Kingmaker is thick with praise from Clinton and other ageing Democrats for Pamela’s character and political instincts. Purnell dismisses accounts of tension between Pamela and Hillary following Clinton’s victory in 1992, and even finds explanation for the long, chilly months it took for Pamela to receive her reward for supporting him, her appointment as US ambassador to France. Richard Holbrooke made the case on her death that we should view the arc of Pamela’s life as starting ‘at its end with her ambassadorship to France’. For liberal Americans, Pamela Harriman should be memorialised without reference to her sexual antics or her unabashed striving for wealth.
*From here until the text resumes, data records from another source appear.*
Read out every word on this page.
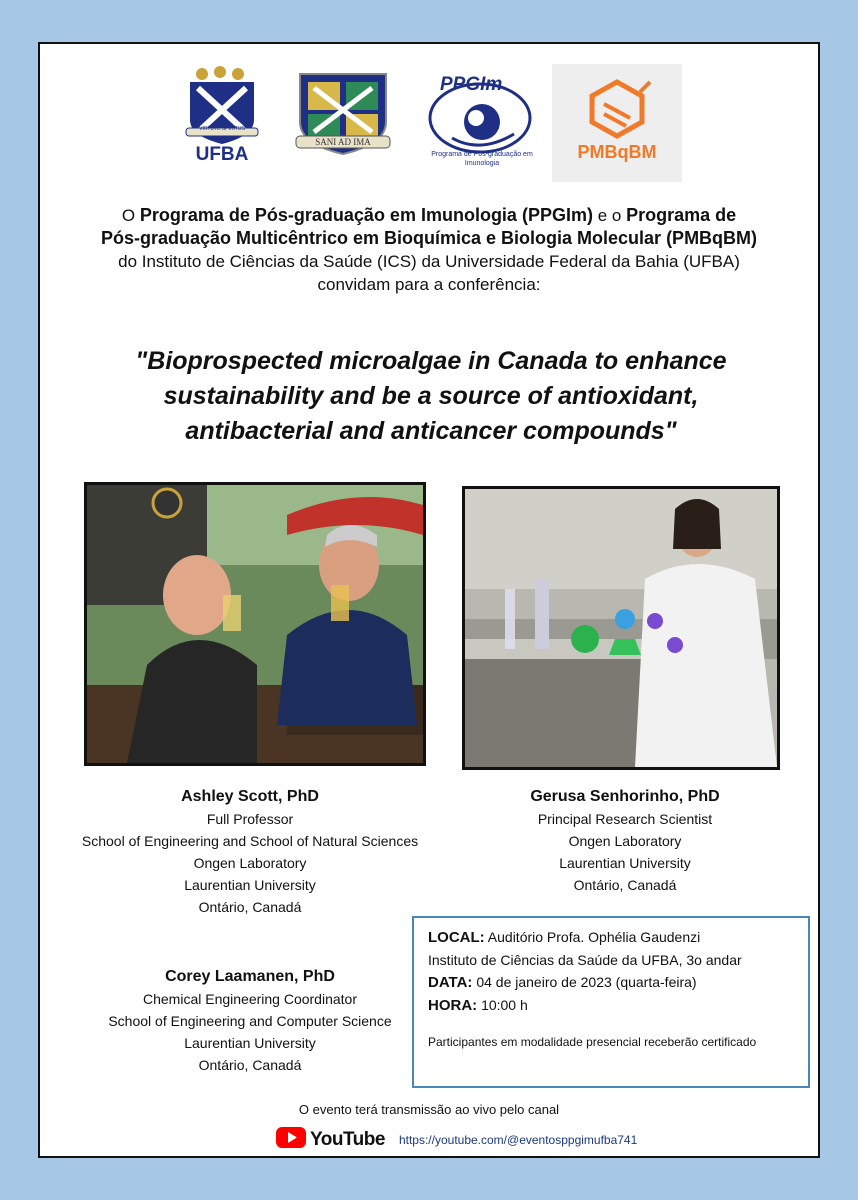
VIRTUTE SPIRITUS
UFBA
SANI AD IMA
PPGIm
Programa de Pós-graduação em Imunologia
PMBqBM
O Programa de Pós-graduação em Imunologia (PPGIm) e o Programa de
Pós-graduação Multicêntrico em Bioquímica e Biologia Molecular (PMBqBM)
do Instituto de Ciências da Saúde (ICS) da Universidade Federal da Bahia (UFBA)
convidam para a conferência:
"Bioprospected microalgae in Canada to enhance
sustainability and be a source of antioxidant,
antibacterial and anticancer compounds"
Ashley Scott, PhD
Full Professor
School of Engineering and School of Natural Sciences
Ongen Laboratory
Laurentian University
Ontário, Canadá
Gerusa Senhorinho, PhD
Principal Research Scientist
Ongen Laboratory
Laurentian University
Ontário, Canadá
Corey Laamanen, PhD
Chemical Engineering Coordinator
School of Engineering and Computer Science
Laurentian University
Ontário, Canadá
LOCAL: Auditório Profa. Ophélia Gaudenzi
Instituto de Ciências da Saúde da UFBA, 3o andar
DATA: 04 de janeiro de 2023 (quarta-feira)
HORA: 10:00 h
Participantes em modalidade presencial receberão certificado
O evento terá transmissão ao vivo pelo canal
YouTube https://youtube.com/@eventosppgimufba741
Adam Gopnik, writing in the New Yorker in 1997, objected to the obituarist for the Economist asking: ‘Was there not always, at the very back of her mind, just a nagging feeling that she was being laughed at, even scorned?’ It was ‘an attack in the guise of an obituary’, while the Times had called her a ‘colourful courtesan’, making ‘it plain that, as far as Pamela Harriman was concerned, the age of chivalry was over’. Gopnik suggests, like Purnell, that Pamela was misunderstood: ‘Had this life been played out in the 18th century, she would undoubtedly be the subject of an admiring biography or two by a feminist professor.’
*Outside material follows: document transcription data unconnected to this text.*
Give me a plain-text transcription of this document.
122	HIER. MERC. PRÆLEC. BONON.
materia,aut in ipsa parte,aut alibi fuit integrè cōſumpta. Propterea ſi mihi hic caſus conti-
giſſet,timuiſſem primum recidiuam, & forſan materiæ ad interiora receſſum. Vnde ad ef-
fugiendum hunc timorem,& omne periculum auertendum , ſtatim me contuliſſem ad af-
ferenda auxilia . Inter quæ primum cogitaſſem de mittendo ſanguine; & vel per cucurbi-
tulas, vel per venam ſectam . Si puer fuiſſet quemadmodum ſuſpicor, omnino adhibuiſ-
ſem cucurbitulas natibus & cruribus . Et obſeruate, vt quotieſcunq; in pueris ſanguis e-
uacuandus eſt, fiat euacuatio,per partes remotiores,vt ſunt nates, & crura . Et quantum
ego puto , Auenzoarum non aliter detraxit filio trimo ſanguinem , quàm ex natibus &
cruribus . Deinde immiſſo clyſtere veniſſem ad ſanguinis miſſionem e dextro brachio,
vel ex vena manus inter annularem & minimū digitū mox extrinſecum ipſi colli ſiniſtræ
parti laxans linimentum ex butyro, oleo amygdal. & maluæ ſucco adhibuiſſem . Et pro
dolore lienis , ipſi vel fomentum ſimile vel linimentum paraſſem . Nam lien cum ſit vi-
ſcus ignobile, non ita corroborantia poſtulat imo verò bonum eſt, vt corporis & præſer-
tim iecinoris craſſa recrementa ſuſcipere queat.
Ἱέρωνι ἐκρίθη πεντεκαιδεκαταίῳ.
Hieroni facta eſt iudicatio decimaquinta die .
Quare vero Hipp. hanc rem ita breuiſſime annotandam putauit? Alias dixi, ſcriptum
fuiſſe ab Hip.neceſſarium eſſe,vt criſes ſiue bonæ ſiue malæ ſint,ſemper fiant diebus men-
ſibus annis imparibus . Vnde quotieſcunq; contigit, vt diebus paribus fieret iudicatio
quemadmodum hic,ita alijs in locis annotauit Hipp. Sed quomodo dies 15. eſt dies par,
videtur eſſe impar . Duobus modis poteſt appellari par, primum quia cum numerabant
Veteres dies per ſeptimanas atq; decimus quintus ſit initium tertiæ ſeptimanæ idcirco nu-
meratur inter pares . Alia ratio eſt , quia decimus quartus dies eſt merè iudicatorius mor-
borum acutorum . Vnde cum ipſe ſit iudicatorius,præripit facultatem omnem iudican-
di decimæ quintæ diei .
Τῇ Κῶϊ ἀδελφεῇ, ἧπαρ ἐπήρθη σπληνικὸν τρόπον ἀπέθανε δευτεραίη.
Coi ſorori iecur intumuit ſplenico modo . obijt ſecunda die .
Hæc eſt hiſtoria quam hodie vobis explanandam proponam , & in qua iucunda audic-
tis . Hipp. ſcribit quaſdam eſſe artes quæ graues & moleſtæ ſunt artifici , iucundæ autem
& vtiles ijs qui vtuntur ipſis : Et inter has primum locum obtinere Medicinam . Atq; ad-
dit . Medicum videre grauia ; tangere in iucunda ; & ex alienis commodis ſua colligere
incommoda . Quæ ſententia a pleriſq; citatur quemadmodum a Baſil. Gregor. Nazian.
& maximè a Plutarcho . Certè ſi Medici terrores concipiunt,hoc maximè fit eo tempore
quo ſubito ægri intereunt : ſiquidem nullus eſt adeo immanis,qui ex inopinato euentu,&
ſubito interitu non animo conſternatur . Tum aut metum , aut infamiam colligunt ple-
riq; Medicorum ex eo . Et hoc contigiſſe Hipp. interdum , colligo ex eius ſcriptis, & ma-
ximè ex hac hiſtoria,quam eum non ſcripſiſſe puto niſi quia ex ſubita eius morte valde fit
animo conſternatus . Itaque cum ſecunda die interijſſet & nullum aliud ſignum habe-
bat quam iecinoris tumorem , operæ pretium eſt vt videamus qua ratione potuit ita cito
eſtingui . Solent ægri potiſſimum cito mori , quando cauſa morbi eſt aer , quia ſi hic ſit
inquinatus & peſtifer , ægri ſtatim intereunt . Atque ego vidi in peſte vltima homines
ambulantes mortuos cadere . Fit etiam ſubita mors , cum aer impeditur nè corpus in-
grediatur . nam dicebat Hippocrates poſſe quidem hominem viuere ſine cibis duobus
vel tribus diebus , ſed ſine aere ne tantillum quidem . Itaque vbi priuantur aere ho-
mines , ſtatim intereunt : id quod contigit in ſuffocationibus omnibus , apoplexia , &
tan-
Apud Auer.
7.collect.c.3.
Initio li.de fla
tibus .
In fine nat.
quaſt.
In her account, Sally Bedell Smith writes that Pamela lived for two decades ‘as a courtesan, in the precise, centuries-old definition of the word’. She may have lived like Madame de Pompadour but she lacked her purpose and personal influence. Pamela was drawn to power itself, rather than what power could achieve, and had no developed politics of her own. She could easily have been a Republican, if she had married one. She operated through the men she consorted with, acquired their stature and adopted their politics because that was her style, not because the times ordained it. Purnell writes that when Pamela married Harriman in 1971, ‘the only political role permitted was hostess.’ But even as a hostess she operated as a partisan fundraiser, much closer in sensibility to the pay-for-play DC hostesses of today than the grandes dames hostesses of the mid-20th century. Women entering formal politics was also not as far-fetched a notion as Purnell suggests. By 1972 seven women had already served as ambassadors (including Clare Booth Luce, whose husband, Henry Luce, Pamela had slept with). Nixon’s adviser Barbara Franklin was busy quadrupling the number of senior women in the federal government.
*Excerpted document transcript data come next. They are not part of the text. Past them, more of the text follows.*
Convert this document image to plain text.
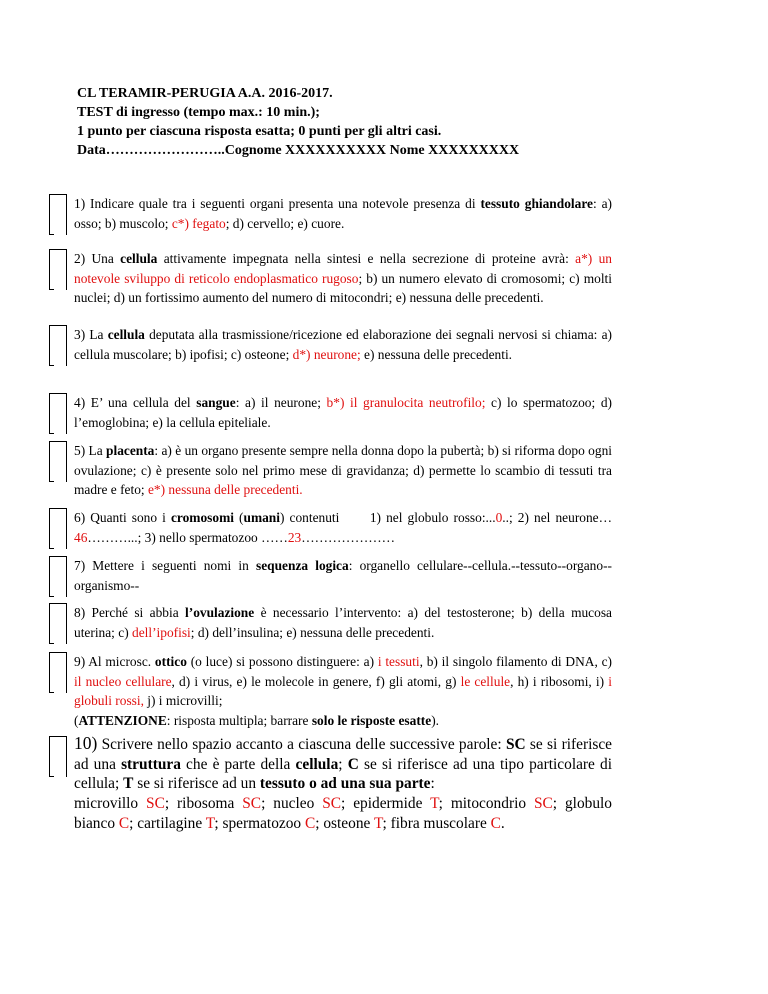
CL TERAMIR-PERUGIA A.A. 2016-2017.
TEST di ingresso (tempo max.: 10 min.);
1 punto per ciascuna risposta esatta; 0 punti per gli altri casi.
Data……………………..Cognome XXXXXXXXXX Nome XXXXXXXXX
1) Indicare quale tra i seguenti organi presenta una notevole presenza di tessuto ghiandolare: a) osso; b) muscolo; c*) fegato; d) cervello; e) cuore.
2) Una cellula attivamente impegnata nella sintesi e nella secrezione di proteine avrà: a*) un notevole sviluppo di reticolo endoplasmatico rugoso; b) un numero elevato di cromosomi; c) molti nuclei; d) un fortissimo aumento del numero di mitocondri; e) nessuna delle precedenti.
3) La cellula deputata alla trasmissione/ricezione ed elaborazione dei segnali nervosi si chiama: a) cellula muscolare; b) ipofisi; c) osteone; d*) neurone; e) nessuna delle precedenti.
4) E’ una cellula del sangue: a) il neurone; b*) il granulocita neutrofilo; c) lo spermatozoo; d) l’emoglobina; e) la cellula epiteliale.
5) La placenta: a) è un organo presente sempre nella donna dopo la pubertà; b) si riforma dopo ogni ovulazione; c) è presente solo nel primo mese di gravidanza; d) permette lo scambio di tessuti tra madre e feto; e*) nessuna delle precedenti.
6) Quanti sono i cromosomi (umani) contenuti      1) nel globulo rosso:...0..; 2) nel neurone…46………...; 3) nello spermatozoo ……23…………………
7) Mettere i seguenti nomi in sequenza logica: organello cellulare--cellula.--tessuto--organo-- organismo--
8) Perché si abbia l’ovulazione è necessario l’intervento: a) del testosterone; b) della mucosa uterina; c) dell’ipofisi; d) dell’insulina; e) nessuna delle precedenti.
9) Al microsc. ottico (o luce) si possono distinguere: a) i tessuti, b) il singolo filamento di DNA, c) il nucleo cellulare, d) i virus, e) le molecole in genere, f) gli atomi, g) le cellule, h) i ribosomi, i) i globuli rossi, j) i microvilli;
(ATTENZIONE: risposta multipla; barrare solo le risposte esatte).
10) Scrivere nello spazio accanto a ciascuna delle successive parole: SC se si riferisce ad una struttura che è parte della cellula; C se si riferisce ad una tipo particolare di cellula; T se si riferisce ad un tessuto o ad una sua parte:
microvillo SC; ribosoma SC; nucleo SC; epidermide T; mitocondrio SC; globulo bianco C; cartilagine T; spermatozoo C; osteone T; fibra muscolare C.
But by most accounts Harriman was unsuited to politicking: she lacked analytical acumen, disliked reading and writing (Capote called her a ‘marvellous primitive’) and her public speaking was wooden and stentorian. State Department officials who worked with her in Paris reported that her French accent was poor and she needed heavy briefing. An occasion described by Bedell Smith is revealing. In 1996 Pamela found herself sharing a stage with Margaret Thatcher, who was serving as the chancellor of William and Mary College, which had received generous donations from Pamela and Averell over the years and was now awarding her an honorary degree. It was Thatcher’s task to sum up Pamela’s accomplishments: in an ‘oddly disjointed tribute’ she spoke of the ‘great shrewdness which from an early age she always exercised’, her influence on both sides of the Atlantic and her ‘remarkable experience of being associated with two of our greatest politicians’, Harriman and Churchill. She dwelled at length on Churchill’s foreign policy, and only in closing touched on Pamela’s ambassadorship: ‘We were so delighted that Mrs Harriman’s talents were used for themselves and for herself when she came onto the international scene.’